The ride to the hospital takes forever. The entire time, my mind is only on Chelsie. She looked so battered and broken, just like my heart feels right now. I can’t lose her, especially like this. Not when she thinks I hate her. I need the chance to tell her I love her, no matter what she did or why she did it. She’s the woman I want to spend the rest of my life with—I just wish I didn’t wait this long.

Once at the hospital, I endure two hours of agonizing pain. They clean out all the cuts and follow it up with about fifty stitches. But the pain the glass inflicted is nothing compared to pain of still not knowing how Chelsie is doing. The not knowing is driving me crazy.

As I near the waiting area, I see the gang sitting around with solemn looks on their faces. Amber looks up. As soon as her sad, scared eyes meet mine, she stands and runs into my arms, hitting me with so much force, we both nearly tumble to the floor. She sobs gently against my shoulder, so I hold her a little tighter. It isn’t long before I’m being squeezed in between all the women. I can’t stop myself from shooting a grin over their shoulders to their men. They finally let go and lead me over to an empty chair in the waiting area.

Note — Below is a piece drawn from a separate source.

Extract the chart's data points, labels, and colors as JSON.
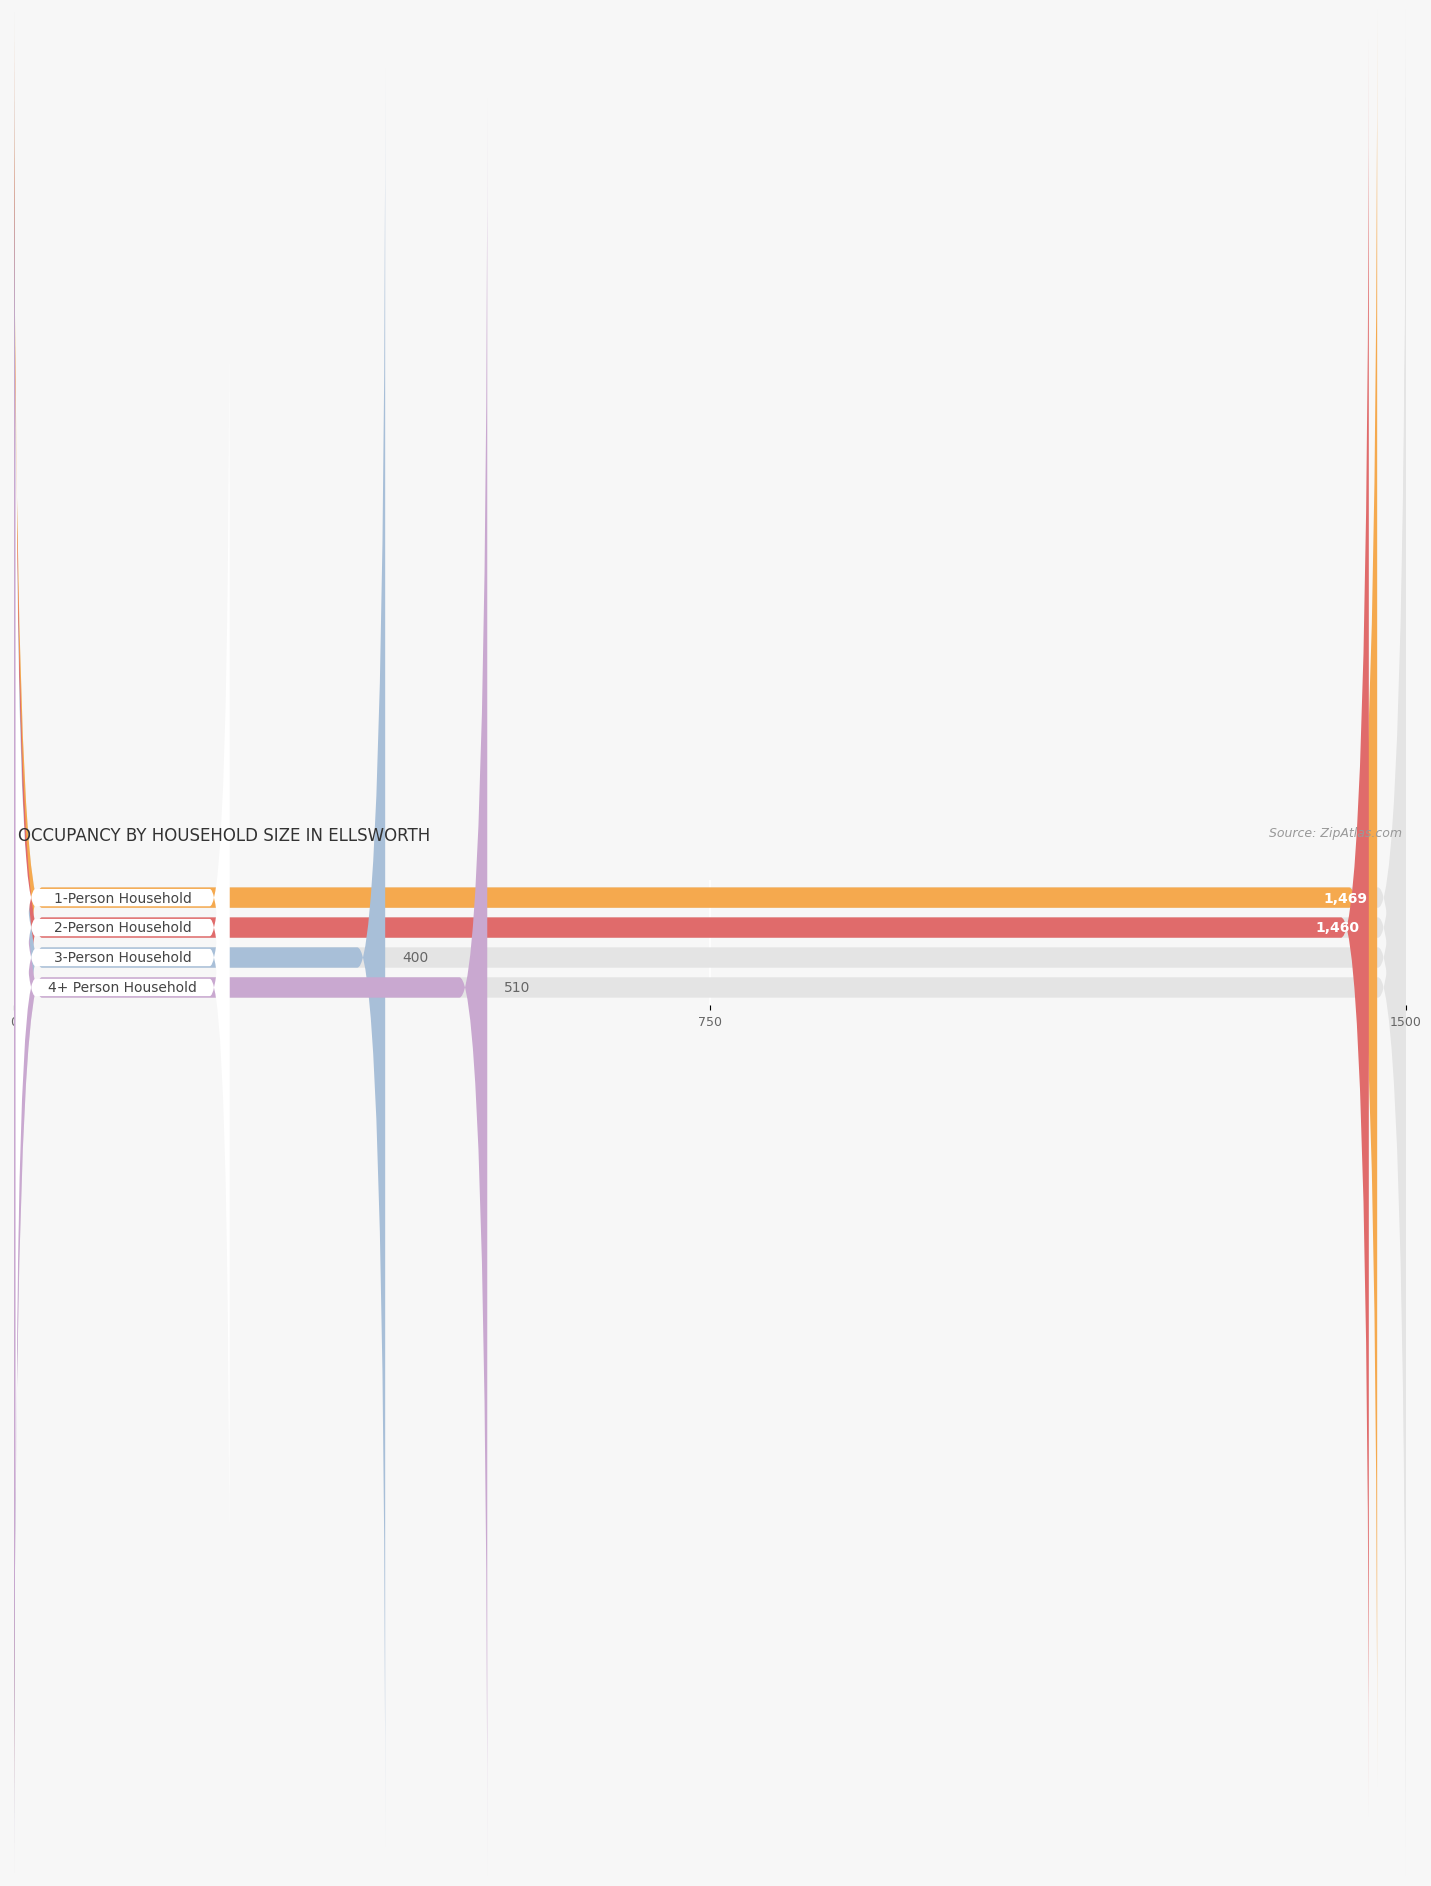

Four hours later, a doctor finally emerges. My heart rate quickens and my stomach flip flops. I hold my breath, praying he’s here to deliver good news. His face is intense and serious, sending chills down my spine.

“Mr. Walker?” The doctor asks as he approaches me. I nod because I don’t think I can speak. Breathing is difficult at this point. “Chelsie is out of surgery. It went well with no complications. She had a ruptured spleen, so we had to remove it. She’s resting in the ICU.” I take a deep breath.

“Will she be okay?” I question.

“Well, right now she’s stable, but still unconscious.”

“How long before she wakes up?”

“That’s up to her. We just have to wait and see. The baby is still doing fine,” he says, and I stop breathing again, my eyes wide in shock.

“Baby?” I whisper, not sure I heard him right.

“Yes, baby. She’s around ten weeks pregnant,” the doctor states. The room starts to spin and I wobble on my feet. Kyle is by my side in an instant, guiding me to the nearest chair. Holly and Amber continue to speak with the doctor, but I can’t make out what they’re saying. The only thing I hear is “baby”. A few months ago, any kind of relationship was the last thing on my mind and now...now I have a girl I’m madly in love with. And in nine months, I’ll be a father.

“Are you okay, man?” Kyle questions.

“To be perfectly honest, no. No, I’m not. On one hand, I’m a little excited by the fact that I’ll be a father, but on the other, I’m worried I’m not that kind of guy,” I reply, and I can’t help but wonder if Chelsie knew and it was one of the reasons she wanted to see me so badly.

“Do you love her?” he asks.

“Yes,” I say without hesitation. Kyle smiles at me and pats my shoulder.